Seriously, take a look around your waiting room.  In walks your doctor with a TV producer, and about a dozen people whom you do not recognize.  Since you do not know any of the visitors it is up to the doctor to introduce to you, what is about to happen.

“I have been approached by this major network about a new reality show about getting through a battle with cancer.  These people have all volunteered to be given the same cancer, and the same treatments.  There will be challenges where they will be given the opportunity for extra treatments, or denied treatments.  Competitions will determine what order people would receive their treatments.  Losing challenges would also carry consequences.  Every week, one contestant will be sent home by vote from the real patients who are not here for the TV show, where they will then have to find their own treatment plan.  The last one standing, or surviving, will be the winner of a million dollars.  As participants as observers, we will make sure that you get a year’s supply of TV guides to make sure you know just when the show is airing.  Sound good?”

Of course this scenario is prerposterous, and offensive.  But many times, when I watch shows like Survivor, Big Brother, Fear Factor, and now all these sub-class shows like Redneck Vacations and a show mocking an overweight child because her parents are too stupid to realize the damage they are causing, I do not want to be held in the same descriptive sense of the word survivor.  I have been through too much for my journey to be so understated just because it did not appear on some remote island.  My psychological battles are far worse than a group of spoiled egotistical jerks who believe the only way to get by is by being deceiptful, and disloyal.
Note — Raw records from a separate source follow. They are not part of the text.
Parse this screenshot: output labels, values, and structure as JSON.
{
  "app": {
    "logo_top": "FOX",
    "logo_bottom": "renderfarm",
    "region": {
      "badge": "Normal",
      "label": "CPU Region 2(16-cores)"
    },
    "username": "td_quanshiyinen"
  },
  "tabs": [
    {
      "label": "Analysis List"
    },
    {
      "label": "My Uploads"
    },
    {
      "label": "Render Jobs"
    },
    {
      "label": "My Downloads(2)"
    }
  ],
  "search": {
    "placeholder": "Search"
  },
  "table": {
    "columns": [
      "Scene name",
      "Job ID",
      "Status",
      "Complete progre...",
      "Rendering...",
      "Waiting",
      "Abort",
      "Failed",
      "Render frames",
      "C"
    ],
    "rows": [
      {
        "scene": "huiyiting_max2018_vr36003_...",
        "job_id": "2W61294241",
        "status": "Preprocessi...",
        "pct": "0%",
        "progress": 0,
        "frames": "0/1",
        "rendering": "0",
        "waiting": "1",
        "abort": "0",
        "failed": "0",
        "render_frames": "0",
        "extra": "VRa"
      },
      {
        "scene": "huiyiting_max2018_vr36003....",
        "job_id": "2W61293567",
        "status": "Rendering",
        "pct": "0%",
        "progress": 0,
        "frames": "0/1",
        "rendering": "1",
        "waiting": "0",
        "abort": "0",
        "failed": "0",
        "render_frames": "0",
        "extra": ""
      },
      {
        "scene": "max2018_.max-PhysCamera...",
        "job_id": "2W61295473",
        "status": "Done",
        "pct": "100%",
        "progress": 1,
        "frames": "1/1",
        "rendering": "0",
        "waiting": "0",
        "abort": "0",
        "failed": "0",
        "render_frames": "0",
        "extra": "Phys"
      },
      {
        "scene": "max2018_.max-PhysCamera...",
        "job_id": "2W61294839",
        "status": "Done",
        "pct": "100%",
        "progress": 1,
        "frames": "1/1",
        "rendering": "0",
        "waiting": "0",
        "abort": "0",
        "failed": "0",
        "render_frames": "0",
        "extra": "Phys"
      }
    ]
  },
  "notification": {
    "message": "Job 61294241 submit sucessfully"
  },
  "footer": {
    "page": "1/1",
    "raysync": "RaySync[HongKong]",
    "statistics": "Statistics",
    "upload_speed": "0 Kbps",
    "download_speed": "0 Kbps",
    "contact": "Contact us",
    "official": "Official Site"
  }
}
We cancer patients are kind of funny with the labels that healthy people, and sometimes other cancer patients like to place on us.  Survivor.  Warrior.  And I am not going to rip on people who watch the reality shows.  But just once, I would like to see a major network produce a series and stick with it, about true survivors, not volunteers, we were forced into our situations.  We were not made into millionaires because of it, but there are literally millions of us, over twelve million.  Many of us have additional issues, and most do not know why.  Stand Up 2 Cancer is doing great by drawing attention to supporting research to find new cures and support, but we need something to show that people do live long lives in spite of their greatest challenge in life.  A walk around a track at your local Relay For Life is lined with luminairies with the names of people who have faced cancer and beaten it.  I would like to see a Nationally televised Relay For Life with at least half of the program dedicated to survivors and perhaps expanding the Stand Up 2 Cancer to include the various issues that survivors face after treatments from psychological to medical.  Just once, I would like to see a real reality show that is not based on backstabbing, lying, and degrading.  I would like to see true success and show people how success is really celebrated and appreciated.